Sea Wall in particular is just incredible. Listening to that while driving late at night is an experience. They really concocted a thick, dynamic sound that dominates that scene and almost resembles the massive waves that are crashing and smashing throughout. It’s a brilliant pairing of music and visuals that stuck with me after the first viewing.

Spider-Man Homecoming:

-Webbed Surveillance (favorite)
-Monumental Meltdown
-A Boatload of Trouble 1&2
-Ferry Dust-Up
-Fly-By-Night Operation

I’m pretty hot and cold with Giacchino, but I thought he wrote one of his best scores for Spider-Man Homecoming. Probably my favorite cues are for The Vulture scenes (Webbed Surveillance) but I also really liked his theme for Peter Parker and Stark. Each one is unique and instantly identifiable. He really helped sell the “scariness” of the Vulture in those scenes. I’ve been playing this a lot. The action stuff is great. I tend to skip the high school antics cues. He also is great at writing music that feels like a whole sequence rather than a bunch of scenes and moments stuck together. His music for the monument scene is a great example. He carries that tempo through the entire scene making it feel “whole”, if that makes any sense.

Thor Ragnarok:

-Where am I?
-Grandmaster’s Chambers
-Go
-What Heroes Do (awesome)
-Flashback
-The Revolution has Begun
-Sakaar Chase

I was pleasantly surprised to hear some fresh synth-pop in this one. It’s mostly in the scenes that occur on the planet Sakaar and I find those the most interesting. There’s even a nod to Escape from New York. The orchestral Asgard stuff doesn’t quite grab me.

Alien Covenant:

-The Covenant
-Sails (really nice stuff)
-Spores (love the second half as they discover the derelict)
-The Med Bay (brilliantly tense)
-Dead Civilization
-Cargo Lift (my favorite action cue of the year)
-Alien Covenant Theme

I am a big, big fan of this movie and I truly hope Scott continues this story. Many people dismissed this score because of the Goldsmith quotes, but Jed Kurzel’s original material is excellent. From the serene, classically orchestral “Sails” to the unnerving and unrelenting synth beats that build and build in “The Med Bay”, his music fits this movie like a glove. It also contains some nice homages to Jerry’s music. And “Cargo Lift” is superb action writing.

Star Wars:The Last Jedi:

-Main Title and Escape
-The Fathiers
-The Resistance is Reborn
-“Chrome Dome”
-A New Alliance
-Holdo's Resolve
-The Battle of Crait
-The Spark (awesome)
-The Last Jedi
-Finale

I’m still familiarizing myself with this one, but I really liked what I heard in the theatre, and yes, I enjoyed the film despite a few very weird moments.

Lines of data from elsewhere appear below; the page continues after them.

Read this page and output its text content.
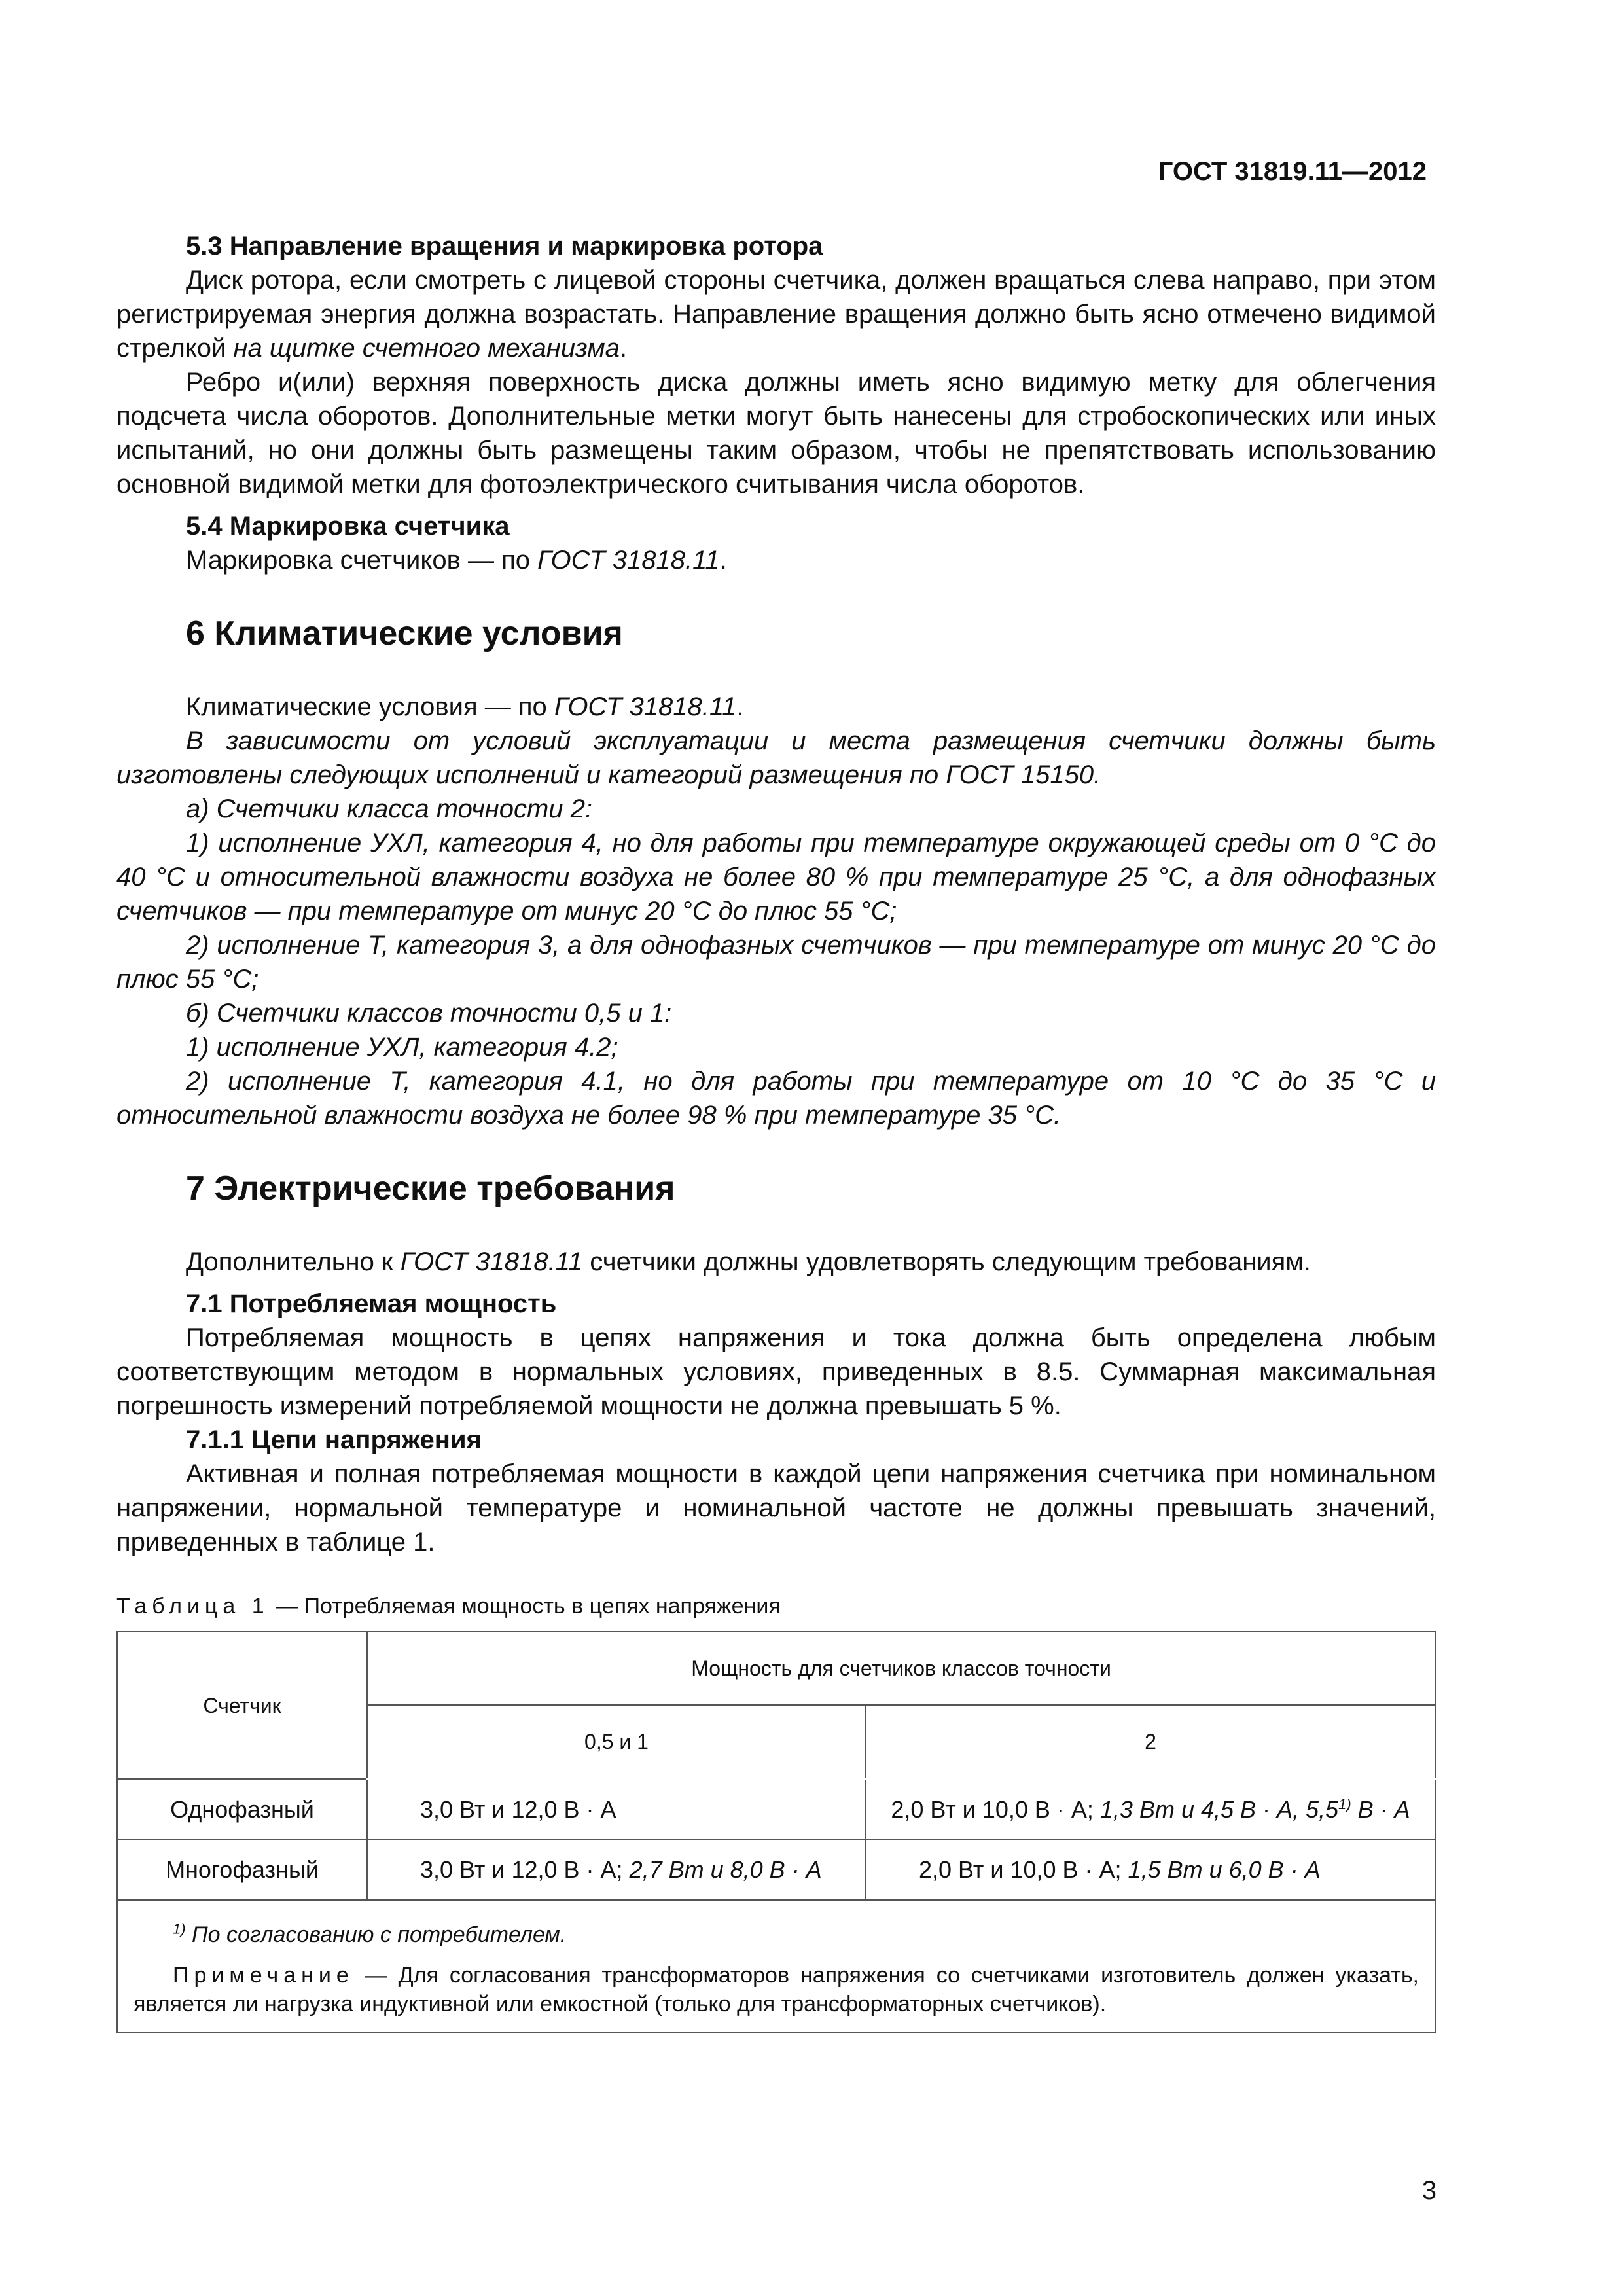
ГОСТ 31819.11—2012

5.3 Направление вращения и маркировка ротора

Диск ротора, если смотреть с лицевой стороны счетчика, должен вращаться слева направо, при этом регистрируемая энергия должна возрастать. Направление вращения должно быть ясно отмечено видимой стрелкой на щитке счетного механизма.

Ребро и(или) верхняя поверхность диска должны иметь ясно видимую метку для облегчения подсчета числа оборотов. Дополнительные метки могут быть нанесены для стробоскопических или иных испытаний, но они должны быть размещены таким образом, чтобы не препятствовать использованию основной видимой метки для фотоэлектрического считывания числа оборотов.

5.4 Маркировка счетчика

Маркировка счетчиков — по ГОСТ 31818.11.

6 Климатические условия

Климатические условия — по ГОСТ 31818.11.

В зависимости от условий эксплуатации и места размещения счетчики должны быть изготовлены следующих исполнений и категорий размещения по ГОСТ 15150.

а) Счетчики класса точности 2:

1) исполнение УХЛ, категория 4, но для работы при температуре окружающей среды от 0 °С до 40 °С и относительной влажности воздуха не более 80 % при температуре 25 °С, а для однофазных счетчиков — при температуре от минус 20 °С до плюс 55 °С;

2) исполнение Т, категория 3, а для однофазных счетчиков — при температуре от минус 20 °С до плюс 55 °С;

б) Счетчики классов точности 0,5 и 1:

1) исполнение УХЛ, категория 4.2;

2) исполнение Т, категория 4.1, но для работы при температуре от 10 °С до 35 °С и относительной влажности воздуха не более 98 % при температуре 35 °С.

7 Электрические требования

Дополнительно к ГОСТ 31818.11 счетчики должны удовлетворять следующим требованиям.

7.1 Потребляемая мощность

Потребляемая мощность в цепях напряжения и тока должна быть определена любым соответствующим методом в нормальных условиях, приведенных в 8.5. Суммарная максимальная погрешность измерений потребляемой мощности не должна превышать 5 %.

7.1.1 Цепи напряжения

Активная и полная потребляемая мощности в каждой цепи напряжения счетчика при номинальном напряжении, нормальной температуре и номинальной частоте не должны превышать значений, приведенных в таблице 1.

Таблица 1 — Потребляемая мощность в цепях напряжения
Счетчик	Мощность для счетчиков классов точности	
	0,5 и 1	2
Однофазный	3,0 Вт и 12,0 В · А	2,0 Вт и 10,0 В · А; 1,3 Вт и 4,5 В · А, 5,5$^{1)}$ В · А
Многофазный	3,0 Вт и 12,0 В · А; 2,7 Вт и 8,0 В · А	2,0 Вт и 10,0 В · А; 1,5 Вт и 6,0 В · А

$^{1)}$ По согласованию с потребителем.
Примечание — Для согласования трансформаторов напряжения со счетчиками изготовитель должен указать, является ли нагрузка индуктивной или емкостной (только для трансформаторных счетчиков).		
3
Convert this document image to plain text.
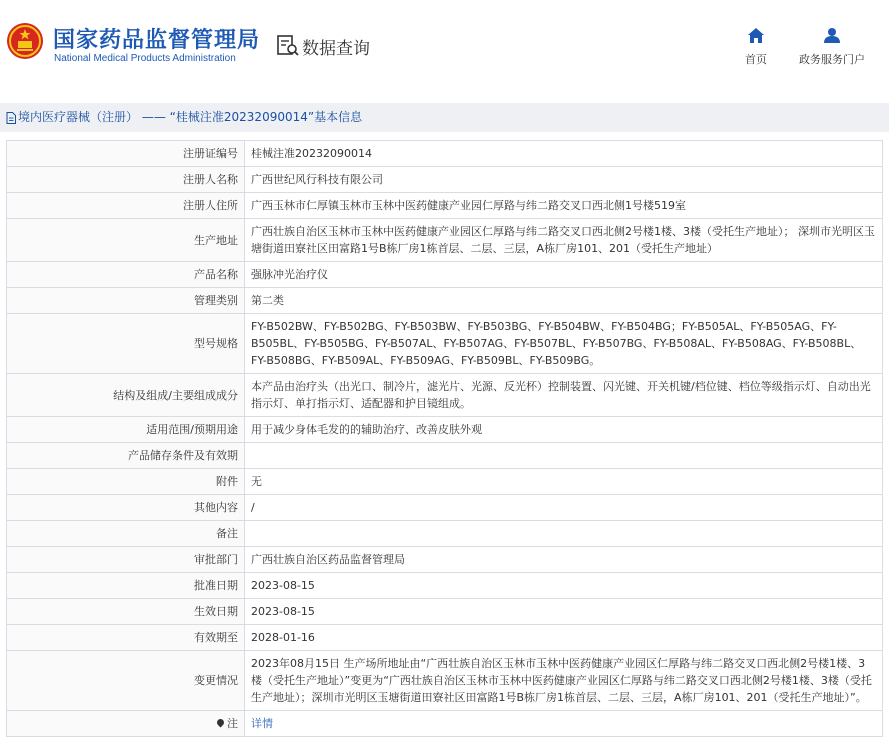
国家药品监督管理局
National Medical Products Administration	数据查询
首页	政务服务门户
境内医疗器械（注册） —— “桂械注准20232090014”基本信息
注册证编号	桂械注准20232090014
注册人名称	广西世纪风行科技有限公司
注册人住所	广西玉林市仁厚镇玉林市玉林中医药健康产业园仁厚路与纬二路交叉口西北侧1号楼519室
生产地址	广西壮族自治区玉林市玉林中医药健康产业园区仁厚路与纬二路交叉口西北侧2号楼1楼、3楼（受托生产地址）； 深圳市光明区玉塘街道田寮社区田富路1号B栋厂房1栋首层、二层、三层，A栋厂房101、201（受托生产地址）
产品名称	强脉冲光治疗仪
管理类别	第二类
型号规格	FY-B502BW、FY-B502BG、FY-B503BW、FY-B503BG、FY-B504BW、FY-B504BG；FY-B505AL、FY-B505AG、FY-B505BL、FY-B505BG、FY-B507AL、FY-B507AG、FY-B507BL、FY-B507BG、FY-B508AL、FY-B508AG、FY-B508BL、FY-B508BG、FY-B509AL、FY-B509AG、FY-B509BL、FY-B509BG。
结构及组成/主要组成成分	本产品由治疗头（出光口、制冷片，滤光片、光源、反光杯）控制装置、闪光键、开关机键/档位键、档位等级指示灯、自动出光指示灯、单打指示灯、适配器和护目镜组成。
适用范围/预期用途	用于减少身体毛发的的辅助治疗、改善皮肤外观
产品储存条件及有效期	
附件	无
其他内容	/
备注	
审批部门	广西壮族自治区药品监督管理局
批准日期	2023-08-15
生效日期	2023-08-15
有效期至	2028-01-16
变更情况	2023年08月15日 生产场所地址由“广西壮族自治区玉林市玉林中医药健康产业园区仁厚路与纬二路交叉口西北侧2号楼1楼、3楼（受托生产地址）”变更为“广西壮族自治区玉林市玉林中医药健康产业园区仁厚路与纬二路交叉口西北侧2号楼1楼、3楼（受托生产地址）；深圳市光明区玉塘街道田寮社区田富路1号B栋厂房1栋首层、二层、三层，A栋厂房101、201（受托生产地址）”。
注	详情
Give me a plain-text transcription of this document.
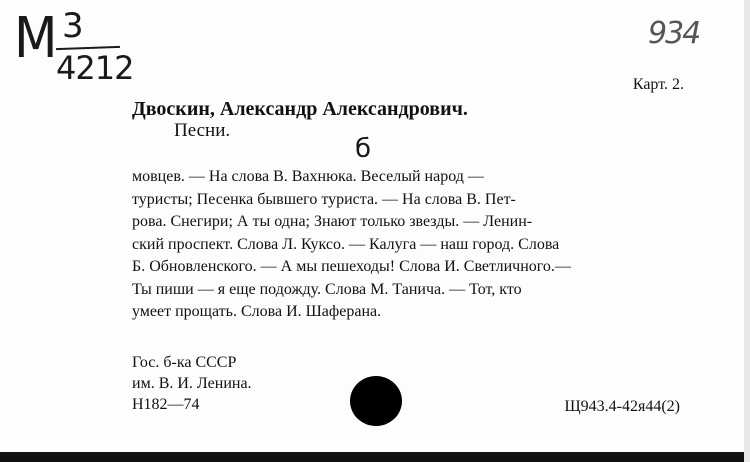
М 3
4212
934
Карт. 2.
Двоскин, Александр Александрович.
Песни.
б
мовцев. — На слова В. Вахнюка. Веселый народ —
туристы; Песенка бывшего туриста. — На слова В. Пет-
рова. Снегири; А ты одна; Знают только звезды. — Ленин-
ский проспект. Слова Л. Куксо. — Калуга — наш город. Слова
Б. Обновленского. — А мы пешеходы! Слова И. Светличного.—
Ты пиши — я еще подожду. Слова М. Танича. — Тот, кто
умеет прощать. Слова И. Шаферана.
Гос. б-ка СССР
им. В. И. Ленина.
Н182—74	Щ943.4-42я44(2)
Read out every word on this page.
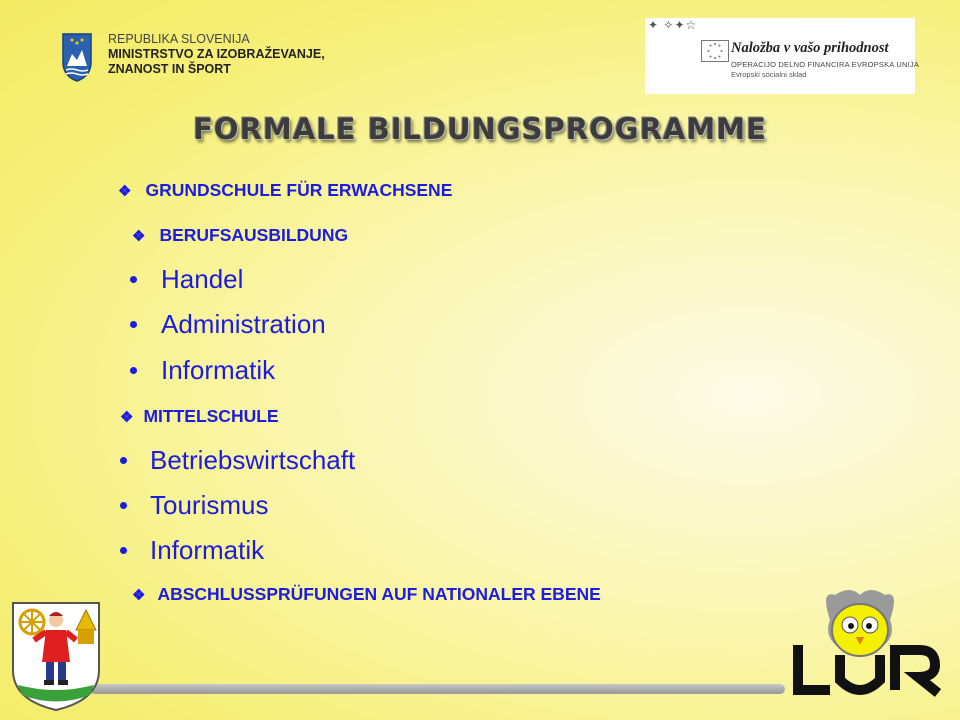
REPUBLIKA SLOVENIJA
MINISTRSTVO ZA IZOBRAŽEVANJE,
ZNANOST IN ŠPORT
✦ ✧✦☆
Naložba v vašo prihodnost
OPERACIJO DELNO FINANCIRA EVROPSKA UNIJA
Evropski socialni sklad
FORMALE BILDUNGSPROGRAMME
❖ GRUNDSCHULE FÜR ERWACHSENE
❖ BERUFSAUSBILDUNG
Handel
Administration
Informatik
❖ MITTELSCHULE
Betriebswirtschaft
Tourismus
Informatik
❖ ABSCHLUSSPRÜFUNGEN AUF NATIONALER EBENE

Probably my favorite moment in the score (and film) is the build-up to Luke walking out and facing down the First Order (The Spark). Williams really knows how to build up to a big moment like that and maximize my excitement. Another moments that almost moved me to tears was hearing the original Tie-Fighter music in “The Battle of Crait”. I wasn’t expecting that and it brought a huge smile to my face. And it went beyond a simple needle-drop, he really weaves it in with the new material quite nicely.
That moment overshadowed any of my problems with the rest of the film.

Dunkirk:

-The Mole
-The Oil
-Supermarine
-End Titles

Saw this one with my folks on opening night in 70mm. That was an experience. You could cut the tension in that theatre with a knife, and Zimmer’s score was a big part of that. The ambient stuff is great, really illustrating the nightmarish reality of those poor souls stuck on that beach. The action stuff is my favorite part though. There is a moment in “The Oil” that was such a good payoff after all that buildup - all seems lost and the music is at a fever pitch - then Hardy’s plane swoops into the frame to save the day and Zimmer lays down the most satisfying synth line at that moment. The audience cheered, and again I had a big dumb grin on my face. Unfortunately I think the film version is a little different than what’s on the CD. Great cue regardless.

I also really liked the “Logan” score but I haven’t picked that up yet. I really liked that ominous pitch-bend thing he used for the bad guys.